Consumerism exists within capitalism but is not intrinsic to capitalism. As I've already said, it is a very recent phenomenon. The advent of the global economy is what made our current consumerist culture possible. Turn the clock back just 100 years and you didn't have everything being made in China, you couldn't order pretty much anything to your door from around the world at a click of the button, a regular person with a laptop couldn't contract a factory on the other side of the planet to produce branded goods for him. Modern post-industrial society has good and bad sides. It is what has enabled a far lower barrier to entry in order to own things that only kings used to possess and advanced technology the richest people 100 years ago could only dream of, but at the same time the over-saturation of mass-produced goods has created a culture of consumerism.
I don't see much way around this unless the entire world economy shuts down or you pull a North Korea and isolate yourself from every other country. Since we can probably agree NK is not a good model to follow, and the whole world isn't about to evolve backwards any time soon, it comes down to increased regulation to prevent exploitation and individual consumers being educated on what they buy.
Another issue is frankly getting people to care in the first place. Pretty much everyone is aware that certain goods are made in poor conditions but pretty much no one cares. This is a big error in socialist thinking: it is too optimistic about human empathy. People don't care about strangers on the other side of the planet. They just want their own lives to be more convenient. Market follows demand, so we are where we are. Consumers cannot absolve themselves of responsibility here as without demand there would cease to be supply.
5.
How could you possibly prevent anything other than your own currency from holding value? That is literally impossible. What holds value is down to groups of individuals, not what is sanctioned by the state. No state has sanctioned bitcoin with value, indeed I'm pretty sure governments around the world would rather it didn't exist, and the mainstream media keeps attacking it, calling it a scam, a fad, and pushing for it to die. And yet one bitcoin is still currently worth over $8,000.

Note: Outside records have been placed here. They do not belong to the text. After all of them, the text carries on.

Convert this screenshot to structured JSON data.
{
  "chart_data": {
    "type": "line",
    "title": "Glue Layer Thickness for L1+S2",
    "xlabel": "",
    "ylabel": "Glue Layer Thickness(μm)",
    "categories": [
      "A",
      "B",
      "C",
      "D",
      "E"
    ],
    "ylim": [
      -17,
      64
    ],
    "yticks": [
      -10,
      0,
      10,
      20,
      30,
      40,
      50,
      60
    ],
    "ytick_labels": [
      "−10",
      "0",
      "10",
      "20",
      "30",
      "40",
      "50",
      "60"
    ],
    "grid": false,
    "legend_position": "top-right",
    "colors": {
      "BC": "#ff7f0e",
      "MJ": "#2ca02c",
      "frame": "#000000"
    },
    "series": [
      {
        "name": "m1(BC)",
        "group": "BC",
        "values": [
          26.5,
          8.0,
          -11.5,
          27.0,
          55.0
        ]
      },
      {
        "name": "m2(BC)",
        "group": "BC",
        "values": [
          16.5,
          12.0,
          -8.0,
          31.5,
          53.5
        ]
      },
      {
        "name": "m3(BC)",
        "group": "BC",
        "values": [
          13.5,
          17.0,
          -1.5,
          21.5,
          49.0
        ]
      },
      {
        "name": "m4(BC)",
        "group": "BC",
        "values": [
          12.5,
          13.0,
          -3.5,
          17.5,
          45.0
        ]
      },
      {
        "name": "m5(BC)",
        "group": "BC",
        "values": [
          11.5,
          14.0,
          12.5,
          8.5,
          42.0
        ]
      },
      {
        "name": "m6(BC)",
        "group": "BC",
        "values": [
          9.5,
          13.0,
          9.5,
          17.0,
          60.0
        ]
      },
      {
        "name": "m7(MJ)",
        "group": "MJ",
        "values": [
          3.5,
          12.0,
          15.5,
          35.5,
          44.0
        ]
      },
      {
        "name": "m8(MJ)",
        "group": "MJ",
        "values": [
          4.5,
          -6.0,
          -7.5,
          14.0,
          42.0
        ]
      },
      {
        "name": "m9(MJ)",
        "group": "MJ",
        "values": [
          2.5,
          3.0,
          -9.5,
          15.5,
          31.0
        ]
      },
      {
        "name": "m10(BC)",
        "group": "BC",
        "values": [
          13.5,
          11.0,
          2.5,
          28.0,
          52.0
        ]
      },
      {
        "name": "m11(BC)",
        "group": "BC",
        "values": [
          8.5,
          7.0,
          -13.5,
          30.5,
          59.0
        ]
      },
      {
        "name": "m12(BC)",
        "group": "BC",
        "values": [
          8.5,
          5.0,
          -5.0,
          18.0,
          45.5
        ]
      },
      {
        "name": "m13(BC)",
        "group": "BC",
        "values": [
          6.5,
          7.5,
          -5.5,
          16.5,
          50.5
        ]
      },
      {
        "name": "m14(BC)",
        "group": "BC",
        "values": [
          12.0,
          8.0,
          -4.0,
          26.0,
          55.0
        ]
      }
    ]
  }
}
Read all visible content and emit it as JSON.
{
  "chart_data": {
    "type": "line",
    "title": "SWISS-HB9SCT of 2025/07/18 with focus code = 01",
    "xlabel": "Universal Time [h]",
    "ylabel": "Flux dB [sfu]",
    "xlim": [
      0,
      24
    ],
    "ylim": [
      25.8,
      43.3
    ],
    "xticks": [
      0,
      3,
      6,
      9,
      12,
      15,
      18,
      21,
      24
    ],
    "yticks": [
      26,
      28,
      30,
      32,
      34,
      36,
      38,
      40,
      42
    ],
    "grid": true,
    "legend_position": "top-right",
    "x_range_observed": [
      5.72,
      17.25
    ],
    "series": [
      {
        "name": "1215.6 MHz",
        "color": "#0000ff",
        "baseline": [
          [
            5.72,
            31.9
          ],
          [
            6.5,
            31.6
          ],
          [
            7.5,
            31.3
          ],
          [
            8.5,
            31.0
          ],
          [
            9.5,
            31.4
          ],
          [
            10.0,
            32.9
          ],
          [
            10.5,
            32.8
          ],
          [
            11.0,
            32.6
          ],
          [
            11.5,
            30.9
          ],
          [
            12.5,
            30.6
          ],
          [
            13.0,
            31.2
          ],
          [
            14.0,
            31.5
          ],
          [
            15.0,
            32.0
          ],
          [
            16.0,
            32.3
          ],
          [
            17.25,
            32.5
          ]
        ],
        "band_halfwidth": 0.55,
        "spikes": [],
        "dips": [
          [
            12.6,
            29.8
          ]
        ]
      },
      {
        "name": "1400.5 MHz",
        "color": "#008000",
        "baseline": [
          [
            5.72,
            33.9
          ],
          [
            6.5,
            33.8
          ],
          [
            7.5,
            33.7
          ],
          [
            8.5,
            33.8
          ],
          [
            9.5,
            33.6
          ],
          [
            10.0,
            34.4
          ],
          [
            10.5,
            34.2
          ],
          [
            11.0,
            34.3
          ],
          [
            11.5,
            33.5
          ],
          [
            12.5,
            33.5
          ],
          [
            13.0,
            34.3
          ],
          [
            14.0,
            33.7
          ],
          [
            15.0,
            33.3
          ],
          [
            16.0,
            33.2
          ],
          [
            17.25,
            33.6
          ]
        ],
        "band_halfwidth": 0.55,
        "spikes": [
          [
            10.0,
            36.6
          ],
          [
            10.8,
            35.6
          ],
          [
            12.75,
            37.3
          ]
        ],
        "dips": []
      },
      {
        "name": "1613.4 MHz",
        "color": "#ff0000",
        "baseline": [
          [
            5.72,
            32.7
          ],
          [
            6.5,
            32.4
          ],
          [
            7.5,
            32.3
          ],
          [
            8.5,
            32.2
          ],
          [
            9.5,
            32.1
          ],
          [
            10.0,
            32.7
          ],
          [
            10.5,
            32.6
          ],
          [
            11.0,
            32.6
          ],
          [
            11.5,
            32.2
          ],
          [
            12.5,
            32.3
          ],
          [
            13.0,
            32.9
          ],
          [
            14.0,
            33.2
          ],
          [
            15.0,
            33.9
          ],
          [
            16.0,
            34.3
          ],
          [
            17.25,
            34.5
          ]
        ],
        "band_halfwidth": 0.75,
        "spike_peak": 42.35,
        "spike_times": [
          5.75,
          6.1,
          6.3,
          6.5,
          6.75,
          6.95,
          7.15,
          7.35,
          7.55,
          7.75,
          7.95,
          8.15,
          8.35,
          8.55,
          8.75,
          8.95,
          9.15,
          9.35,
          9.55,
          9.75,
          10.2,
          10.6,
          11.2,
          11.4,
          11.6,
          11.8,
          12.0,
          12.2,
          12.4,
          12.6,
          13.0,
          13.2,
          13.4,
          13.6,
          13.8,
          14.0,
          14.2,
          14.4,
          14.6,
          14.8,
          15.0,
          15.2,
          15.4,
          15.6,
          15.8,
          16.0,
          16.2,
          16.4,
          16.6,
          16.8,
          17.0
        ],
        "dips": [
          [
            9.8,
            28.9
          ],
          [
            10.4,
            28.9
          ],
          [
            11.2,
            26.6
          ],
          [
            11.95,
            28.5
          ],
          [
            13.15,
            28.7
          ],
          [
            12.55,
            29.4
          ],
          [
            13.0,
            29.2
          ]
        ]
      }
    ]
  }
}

You could have the power of the state and all media outlets on your side but you still cannot control what individuals choose to endow with value. If your new currency did not act as a store of value, something would replace it. Maybe it would be gold, maybe cryptocurrency, maybe something else entirely. In much of history we had barter economies where goods that were in demand were effectively treated as currencies. You can't prevent that either. Even if you went to the extreme authoritarian side and made an oppressive law stating that citizens can only trade with "labour tokens" and nothing else, that wouldn't stop a black market trade in goods opening up. Then you'd need to send in the secret police to throw people trading goods into the gulag and we're back to that good old socialist authoritarianism I warned about aren't we?